It's sweet, but if I could make someone else happy with it I would be able to part with it.  At some point I think my wife is going to kill me over the space I'm taking up with all these finished pens, and the talk of what I want to make next, ha ha ha.


----------



## btboone (Feb 4, 2011)

Wow!  Very classy.


----------



## wiset1 (Feb 4, 2011)

Thanks Bruce, I try to add that wow factor when ever I can ;-)


----------



## David Keller (Feb 4, 2011)

This is one of the nicer pens I recall seeing!  It's a lovely blank, but the finish and photography are just as impressive.  Well done!


----------



## simomatra (Feb 4, 2011)

That's is a real beauty, i have just finished one of Jeff's blanks but that one is real cool


----------



## jasontg99 (Feb 5, 2011)

Now that is a gorgeous pen.  I love the colors.


----------



## wiset1 (Feb 5, 2011)

I really want to thank everyone for the feedback!  I drove me to make the other pen I just posted. "*Casein, Blackwood, Buckeye, Redwood...MIX* "


----------



## diver123 (Feb 12, 2011)

Great looking pen.

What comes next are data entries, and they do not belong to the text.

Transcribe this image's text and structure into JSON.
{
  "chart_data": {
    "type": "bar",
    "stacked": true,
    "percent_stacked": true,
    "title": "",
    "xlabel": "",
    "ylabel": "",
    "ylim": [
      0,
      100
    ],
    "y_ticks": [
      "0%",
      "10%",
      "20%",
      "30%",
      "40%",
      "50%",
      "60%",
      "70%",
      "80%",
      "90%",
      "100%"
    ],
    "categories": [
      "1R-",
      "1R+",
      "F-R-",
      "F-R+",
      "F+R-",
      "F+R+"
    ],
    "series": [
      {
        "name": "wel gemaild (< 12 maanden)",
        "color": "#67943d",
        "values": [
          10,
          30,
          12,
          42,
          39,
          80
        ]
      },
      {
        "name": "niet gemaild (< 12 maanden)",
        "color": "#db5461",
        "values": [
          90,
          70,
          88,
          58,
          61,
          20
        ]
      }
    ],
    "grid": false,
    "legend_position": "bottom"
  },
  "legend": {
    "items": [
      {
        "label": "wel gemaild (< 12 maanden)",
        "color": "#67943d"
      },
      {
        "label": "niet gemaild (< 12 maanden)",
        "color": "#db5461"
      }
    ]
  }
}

My questions is which blank of Jeffs is it?? Flame? Special order?? Because whichever one it is I WANT! Thank you for contributing to my cash out flow.


----------



## Robert Sherlock (Feb 12, 2011)

A trully one of a kind pen.


----------



## mtrobee (Feb 13, 2011)

Incredible work! You have my "WOW!"


----------



## wiset1 (Feb 13, 2011)

diver123 said:


> Great looking pen. My questions is which blank of Jeffs is it?? Flame? Special order?? Because whichever one it is I WANT! Thank you for contributing to my cash out flow.


 
I couldn't recall the order details of this blank so I went back to the site (Exotics) to find the answer for you and this blank is no longer there.  If you send Jeff a PM he may be able to answer it for you.  I just remember it had Silver running across the blank...the silver looked like chrome streaks in it.

Jeff...want to chime in here?

Thank you


----------



## workinforwood (Feb 13, 2011)

diver123 said:


> Great looking pen. My questions is which blank of Jeffs is it?? Flame? Special order?? Because whichever one it is I WANT! Thank you for contributing to my cash out flow.

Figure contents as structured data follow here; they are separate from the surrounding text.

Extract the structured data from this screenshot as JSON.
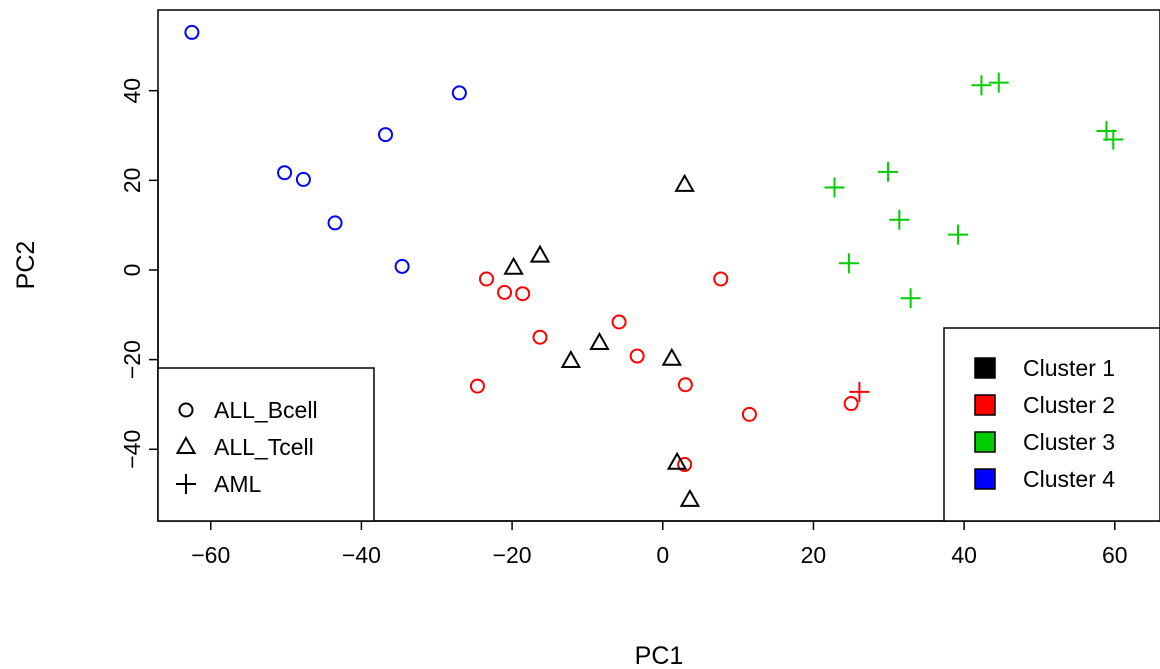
{
  "chart_data": {
    "type": "scatter",
    "title": "",
    "xlabel": "PC1",
    "ylabel": "PC2",
    "xlim": [
      -67,
      66
    ],
    "ylim": [
      -56,
      58
    ],
    "xticks": [
      -60,
      -40,
      -20,
      0,
      20,
      40,
      60
    ],
    "yticks": [
      -40,
      -20,
      0,
      20,
      40
    ],
    "xtick_labels": [
      "−60",
      "−40",
      "−20",
      "0",
      "20",
      "40",
      "60"
    ],
    "ytick_labels": [
      "−40",
      "−20",
      "0",
      "20",
      "40"
    ],
    "grid": false,
    "colors": {
      "Cluster 1": "#000000",
      "Cluster 2": "#ff0000",
      "Cluster 3": "#00cd00",
      "Cluster 4": "#0000ff"
    },
    "shape_legend": {
      "placement": "bottom-left",
      "entries": [
        {
          "label": "ALL_Bcell",
          "shape": "circle"
        },
        {
          "label": "ALL_Tcell",
          "shape": "triangle"
        },
        {
          "label": "AML",
          "shape": "plus"
        }
      ]
    },
    "color_legend": {
      "placement": "bottom-right",
      "entries": [
        {
          "label": "Cluster 1",
          "color": "#000000"
        },
        {
          "label": "Cluster 2",
          "color": "#ff0000"
        },
        {
          "label": "Cluster 3",
          "color": "#00cd00"
        },
        {
          "label": "Cluster 4",
          "color": "#0000ff"
        }
      ]
    },
    "points": [
      {
        "x": -62.5,
        "y": 53.0,
        "shape": "circle",
        "cluster": "Cluster 4"
      },
      {
        "x": -27.0,
        "y": 39.5,
        "shape": "circle",
        "cluster": "Cluster 4"
      },
      {
        "x": -36.8,
        "y": 30.2,
        "shape": "circle",
        "cluster": "Cluster 4"
      },
      {
        "x": -50.2,
        "y": 21.7,
        "shape": "circle",
        "cluster": "Cluster 4"
      },
      {
        "x": -47.7,
        "y": 20.2,
        "shape": "circle",
        "cluster": "Cluster 4"
      },
      {
        "x": -43.5,
        "y": 10.5,
        "shape": "circle",
        "cluster": "Cluster 4"
      },
      {
        "x": -34.6,
        "y": 0.8,
        "shape": "circle",
        "cluster": "Cluster 4"
      },
      {
        "x": -23.4,
        "y": -2.0,
        "shape": "circle",
        "cluster": "Cluster 2"
      },
      {
        "x": -21.0,
        "y": -5.0,
        "shape": "circle",
        "cluster": "Cluster 2"
      },
      {
        "x": -18.6,
        "y": -5.3,
        "shape": "circle",
        "cluster": "Cluster 2"
      },
      {
        "x": 7.7,
        "y": -2.0,
        "shape": "circle",
        "cluster": "Cluster 2"
      },
      {
        "x": -5.8,
        "y": -11.6,
        "shape": "circle",
        "cluster": "Cluster 2"
      },
      {
        "x": -16.3,
        "y": -15.0,
        "shape": "circle",
        "cluster": "Cluster 2"
      },
      {
        "x": -3.4,
        "y": -19.2,
        "shape": "circle",
        "cluster": "Cluster 2"
      },
      {
        "x": -24.6,
        "y": -25.9,
        "shape": "circle",
        "cluster": "Cluster 2"
      },
      {
        "x": 3.0,
        "y": -25.6,
        "shape": "circle",
        "cluster": "Cluster 2"
      },
      {
        "x": 11.5,
        "y": -32.2,
        "shape": "circle",
        "cluster": "Cluster 2"
      },
      {
        "x": 25.0,
        "y": -29.8,
        "shape": "circle",
        "cluster": "Cluster 2"
      },
      {
        "x": 2.9,
        "y": -43.4,
        "shape": "circle",
        "cluster": "Cluster 2"
      },
      {
        "x": 2.9,
        "y": 19.0,
        "shape": "triangle",
        "cluster": "Cluster 1"
      },
      {
        "x": -16.3,
        "y": 3.2,
        "shape": "triangle",
        "cluster": "Cluster 1"
      },
      {
        "x": -19.8,
        "y": 0.5,
        "shape": "triangle",
        "cluster": "Cluster 1"
      },
      {
        "x": -8.4,
        "y": -16.3,
        "shape": "triangle",
        "cluster": "Cluster 1"
      },
      {
        "x": -12.2,
        "y": -20.3,
        "shape": "triangle",
        "cluster": "Cluster 1"
      },
      {
        "x": 1.2,
        "y": -19.8,
        "shape": "triangle",
        "cluster": "Cluster 1"
      },
      {
        "x": 1.9,
        "y": -43.0,
        "shape": "triangle",
        "cluster": "Cluster 1"
      },
      {
        "x": 3.6,
        "y": -51.3,
        "shape": "triangle",
        "cluster": "Cluster 1"
      },
      {
        "x": 42.3,
        "y": 41.2,
        "shape": "plus",
        "cluster": "Cluster 3"
      },
      {
        "x": 44.6,
        "y": 41.8,
        "shape": "plus",
        "cluster": "Cluster 3"
      },
      {
        "x": 58.9,
        "y": 31.0,
        "shape": "plus",
        "cluster": "Cluster 3"
      },
      {
        "x": 59.8,
        "y": 29.1,
        "shape": "plus",
        "cluster": "Cluster 3"
      },
      {
        "x": 29.9,
        "y": 21.9,
        "shape": "plus",
        "cluster": "Cluster 3"
      },
      {
        "x": 22.8,
        "y": 18.4,
        "shape": "plus",
        "cluster": "Cluster 3"
      },
      {
        "x": 31.4,
        "y": 11.2,
        "shape": "plus",
        "cluster": "Cluster 3"
      },
      {
        "x": 39.2,
        "y": 7.9,
        "shape": "plus",
        "cluster": "Cluster 3"
      },
      {
        "x": 24.7,
        "y": 1.5,
        "shape": "plus",
        "cluster": "Cluster 3"
      },
      {
        "x": 32.9,
        "y": -6.3,
        "shape": "plus",
        "cluster": "Cluster 3"
      },
      {
        "x": 26.1,
        "y": -27.2,
        "shape": "plus",
        "cluster": "Cluster 2"
      }
    ]
  }
}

those colors are gold and silver. I do not see any of those in stock with that color.


----------



## Papo (Feb 13, 2011)

Hey Tim that one would be a sure winner in the Beginners beautiful Pen Contest.Why don't you enter it?


----------



## wiset1 (Feb 13, 2011)

Papo said:


> Hey Tim that one would be a sure winner in the Beginners beautiful Pen Contest.Why don't you enter it?


 
The rules say "No Capped" pens so that counts out ALL of the pens I make.  Have to follow the rules:biggrin:  It's all in fun and I'm having a great time just turning and showing.

Thanks though


----------



## knight_muzzleloader (Feb 13, 2011)

Fantastic!  One of the nicest pens I have ever seen!  Jim


----------



## seamus7227 (Feb 13, 2011)

Fantastic Job by both of you!! that's got to be the coolest looking pine cone blank I have seen yet! Wow!


----------



## wiset1 (Feb 13, 2011)

Thanks again everyone for round two!  ;-)


----------